I have  "The Rise And Fall Of The Third Reich" too and have read it recently (and often reread parts of it). This book is in no way pro-Nazi. Did Fausset — "one of our smartest thinker and best writers" — ask Hovater about that book? Did Fausset even know what that book was? If I'd been with Hovater and looked at that shelf, I'd have said "Oh, you have 'The Rise And Fall Of The Third Reich'! How can you read that and feel any admiration for the Nazis?" But all the article says is "Books about Mussolini and Hitler shared shelf space with a stack of Nintendo Wii games," as if Hovater is just a shallow youth, playing games. But the NYT and Fausset are shallow if they did not recognize the significance of that book with the swastikaF

Here's how the book looks now, in its 50th anniversary edition:


There's still a swastika on the cover. There's also a quote: "One of the most important works of history of our time." The source of the quote: The New York Times.

And you would think that the NYT and Fausset would especially care about an important work of history written by a man, William L. Shirer, who was a reporter who lived through and covered the events. From the Foreword of the book:
With... the memory of life in Nazi Germany and of the appearance and behavior and nature of the men who ruled it, Adolf Hitler above all, still fresh in my mind and bones, I decided... to make an attempt to set down the history of the rise and fall of the Third Reich. “I lived through the whole war,” Thucydides remarks in his History of the Peloponnesian War, one of the greatest works of history ever written, “being of an age to comprehend events and giving my attention to them in order to know the exact truth about them.”...

No doubt my own prejudices, which inevitably spring from my experience and make-up, creep through the pages of this book from time to time.

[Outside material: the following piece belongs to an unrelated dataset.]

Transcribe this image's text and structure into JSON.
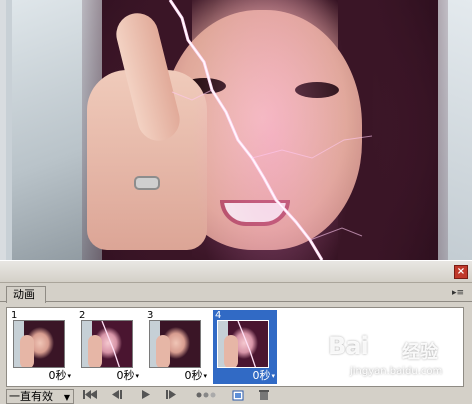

I detest totalitarian dictatorships in principle and came to loathe this one the more I lived through it and watched its ugly assault upon the human spirit. Nevertheless, in this book I have tried to be severely objective, letting the facts speak for themselves and noting the source for each. No incidents, scenes or quotations stem from the imagination; all are based on documents, the testimony of eyewitnesses or my own personal observation. In the half-dozen or so occasions in which there is some speculation, where the facts are missing, this is plainly labeled as such.

My interpretations, I have no doubt, will be disputed by many. That is inevitable, since no man’s opinions are infallible. Those that I have ventured here in order to add clarity and depth to this narrative are merely the best I could come by from the evidence and from what knowledge and experience I have had.
I have such respect for this book, and I would think all journalists would know about it. To not know or to know and still treat it as an object that says "Nazi!!" about some guy in Ohio is just awful.